Histórico de derramamentos e impactos na comunidade Kinja
Relatos dos fiscais ambientais indígenas indicam que episódios de derramamento de sedimentos pela mineradora ocorrem desde março de 2021. Vistorias iniciais apontaram rompimentos em cinco barragens da empresa.
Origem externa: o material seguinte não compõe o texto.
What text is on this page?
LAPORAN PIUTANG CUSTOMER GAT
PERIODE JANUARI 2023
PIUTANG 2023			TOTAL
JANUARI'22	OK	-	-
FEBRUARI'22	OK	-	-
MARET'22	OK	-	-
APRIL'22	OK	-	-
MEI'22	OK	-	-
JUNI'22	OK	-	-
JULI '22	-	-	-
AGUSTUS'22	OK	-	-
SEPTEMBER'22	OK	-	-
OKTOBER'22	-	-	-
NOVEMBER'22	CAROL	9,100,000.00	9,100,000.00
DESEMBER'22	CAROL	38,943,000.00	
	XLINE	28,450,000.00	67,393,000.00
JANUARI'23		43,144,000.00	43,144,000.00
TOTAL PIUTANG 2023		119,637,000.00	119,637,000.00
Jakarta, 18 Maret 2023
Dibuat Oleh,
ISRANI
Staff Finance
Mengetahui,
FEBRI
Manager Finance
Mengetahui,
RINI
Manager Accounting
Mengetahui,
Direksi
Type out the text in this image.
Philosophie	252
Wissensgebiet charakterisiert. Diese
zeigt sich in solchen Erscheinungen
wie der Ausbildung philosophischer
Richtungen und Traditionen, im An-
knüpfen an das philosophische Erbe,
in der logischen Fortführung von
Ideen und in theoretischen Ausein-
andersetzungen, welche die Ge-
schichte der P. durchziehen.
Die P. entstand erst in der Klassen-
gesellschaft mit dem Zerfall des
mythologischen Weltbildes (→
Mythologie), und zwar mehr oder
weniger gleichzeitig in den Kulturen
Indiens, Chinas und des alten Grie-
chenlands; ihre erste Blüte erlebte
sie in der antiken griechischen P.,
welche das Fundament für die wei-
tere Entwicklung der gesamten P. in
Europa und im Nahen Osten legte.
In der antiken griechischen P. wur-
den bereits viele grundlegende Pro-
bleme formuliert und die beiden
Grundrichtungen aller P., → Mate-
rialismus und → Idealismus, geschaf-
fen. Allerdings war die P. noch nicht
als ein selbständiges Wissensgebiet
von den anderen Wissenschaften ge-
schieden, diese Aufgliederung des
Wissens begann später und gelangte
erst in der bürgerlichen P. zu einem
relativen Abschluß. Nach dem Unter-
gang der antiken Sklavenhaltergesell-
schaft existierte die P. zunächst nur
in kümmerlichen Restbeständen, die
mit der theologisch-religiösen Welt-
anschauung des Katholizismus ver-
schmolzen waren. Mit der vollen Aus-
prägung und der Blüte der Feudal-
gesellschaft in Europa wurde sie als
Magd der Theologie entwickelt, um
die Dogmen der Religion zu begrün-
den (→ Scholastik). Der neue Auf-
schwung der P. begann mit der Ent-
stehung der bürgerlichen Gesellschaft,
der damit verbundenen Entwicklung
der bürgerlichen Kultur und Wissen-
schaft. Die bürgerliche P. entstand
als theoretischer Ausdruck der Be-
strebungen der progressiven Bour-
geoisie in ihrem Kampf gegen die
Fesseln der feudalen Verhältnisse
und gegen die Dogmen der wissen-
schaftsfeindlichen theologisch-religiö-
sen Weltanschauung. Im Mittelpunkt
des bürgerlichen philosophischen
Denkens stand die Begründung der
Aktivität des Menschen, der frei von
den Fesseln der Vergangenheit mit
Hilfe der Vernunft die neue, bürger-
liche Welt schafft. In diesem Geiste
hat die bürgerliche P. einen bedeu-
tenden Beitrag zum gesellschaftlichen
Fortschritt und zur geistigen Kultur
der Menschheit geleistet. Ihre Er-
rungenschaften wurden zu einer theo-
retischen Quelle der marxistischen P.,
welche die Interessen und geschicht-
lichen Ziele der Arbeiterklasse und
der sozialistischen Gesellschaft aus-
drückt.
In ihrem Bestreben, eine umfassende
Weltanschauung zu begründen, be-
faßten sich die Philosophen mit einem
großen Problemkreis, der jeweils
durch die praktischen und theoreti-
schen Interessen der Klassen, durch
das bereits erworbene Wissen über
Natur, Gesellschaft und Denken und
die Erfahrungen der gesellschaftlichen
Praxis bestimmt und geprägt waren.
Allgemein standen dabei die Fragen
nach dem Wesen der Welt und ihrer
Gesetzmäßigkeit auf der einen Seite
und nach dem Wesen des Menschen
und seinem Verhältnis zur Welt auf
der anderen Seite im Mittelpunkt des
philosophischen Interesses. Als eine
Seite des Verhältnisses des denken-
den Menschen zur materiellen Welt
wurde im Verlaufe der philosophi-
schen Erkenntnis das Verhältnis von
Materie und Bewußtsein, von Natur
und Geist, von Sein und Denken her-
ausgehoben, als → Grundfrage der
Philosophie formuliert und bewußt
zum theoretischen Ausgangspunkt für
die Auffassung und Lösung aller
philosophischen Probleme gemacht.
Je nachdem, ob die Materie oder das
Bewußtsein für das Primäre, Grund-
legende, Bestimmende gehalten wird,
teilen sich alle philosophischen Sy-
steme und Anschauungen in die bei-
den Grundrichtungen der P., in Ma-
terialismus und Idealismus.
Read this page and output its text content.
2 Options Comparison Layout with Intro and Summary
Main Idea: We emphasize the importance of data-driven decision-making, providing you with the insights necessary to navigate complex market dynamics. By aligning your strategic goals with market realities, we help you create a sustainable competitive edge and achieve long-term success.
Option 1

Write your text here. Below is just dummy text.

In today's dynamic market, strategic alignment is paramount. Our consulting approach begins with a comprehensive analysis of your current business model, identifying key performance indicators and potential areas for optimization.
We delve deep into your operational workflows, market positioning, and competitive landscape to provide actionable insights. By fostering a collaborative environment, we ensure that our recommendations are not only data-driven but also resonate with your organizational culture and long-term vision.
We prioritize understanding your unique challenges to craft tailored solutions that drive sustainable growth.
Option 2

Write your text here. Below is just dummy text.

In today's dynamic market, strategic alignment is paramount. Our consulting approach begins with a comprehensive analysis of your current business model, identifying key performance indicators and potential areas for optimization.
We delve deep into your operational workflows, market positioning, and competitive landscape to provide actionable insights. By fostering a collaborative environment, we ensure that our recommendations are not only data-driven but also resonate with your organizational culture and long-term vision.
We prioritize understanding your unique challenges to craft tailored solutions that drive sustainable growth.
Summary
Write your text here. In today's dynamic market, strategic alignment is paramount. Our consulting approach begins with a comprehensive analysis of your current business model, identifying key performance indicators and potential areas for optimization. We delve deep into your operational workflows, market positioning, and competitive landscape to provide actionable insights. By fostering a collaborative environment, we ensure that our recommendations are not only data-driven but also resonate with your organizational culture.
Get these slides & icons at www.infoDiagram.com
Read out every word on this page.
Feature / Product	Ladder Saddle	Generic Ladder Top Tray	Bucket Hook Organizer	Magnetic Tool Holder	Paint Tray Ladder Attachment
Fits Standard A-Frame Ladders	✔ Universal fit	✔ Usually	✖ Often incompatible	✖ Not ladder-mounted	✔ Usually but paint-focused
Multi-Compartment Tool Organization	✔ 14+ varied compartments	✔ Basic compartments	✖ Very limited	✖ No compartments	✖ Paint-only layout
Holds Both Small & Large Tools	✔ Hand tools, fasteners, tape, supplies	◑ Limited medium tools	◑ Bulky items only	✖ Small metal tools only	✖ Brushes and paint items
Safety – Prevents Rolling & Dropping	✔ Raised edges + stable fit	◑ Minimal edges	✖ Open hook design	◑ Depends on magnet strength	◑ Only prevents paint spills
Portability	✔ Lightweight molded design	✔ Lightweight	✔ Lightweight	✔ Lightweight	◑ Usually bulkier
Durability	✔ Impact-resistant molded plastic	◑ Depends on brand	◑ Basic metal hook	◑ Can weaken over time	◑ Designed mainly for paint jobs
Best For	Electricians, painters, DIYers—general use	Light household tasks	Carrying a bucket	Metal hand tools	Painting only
Em 12 de maio de 2021, o fluxo de lama atingiu diretamente a Aldeia Arykawa, comprometendo o acesso à água potável. O MPF instaurou o Inquérito Civil nº 1.13.000.001050/2021-33 para apurar a contaminação e seus efeitos.
Apesar da gravidade, o MPF arquivou o inquérito em 6 de junho de 2024, baseando-se em pareceres da ANM e do Instituto de Proteção Ambiental do Amazonas (IPAAM), que atribuíram os danos a chuvas extraordinárias, descartando falhas da mineradora. Contudo, diante da persistência dos problemas e novos laudos, as investigações foram reabertas em 2025 sob o Inquérito Civil nº 1.13.000.002675/2025-46.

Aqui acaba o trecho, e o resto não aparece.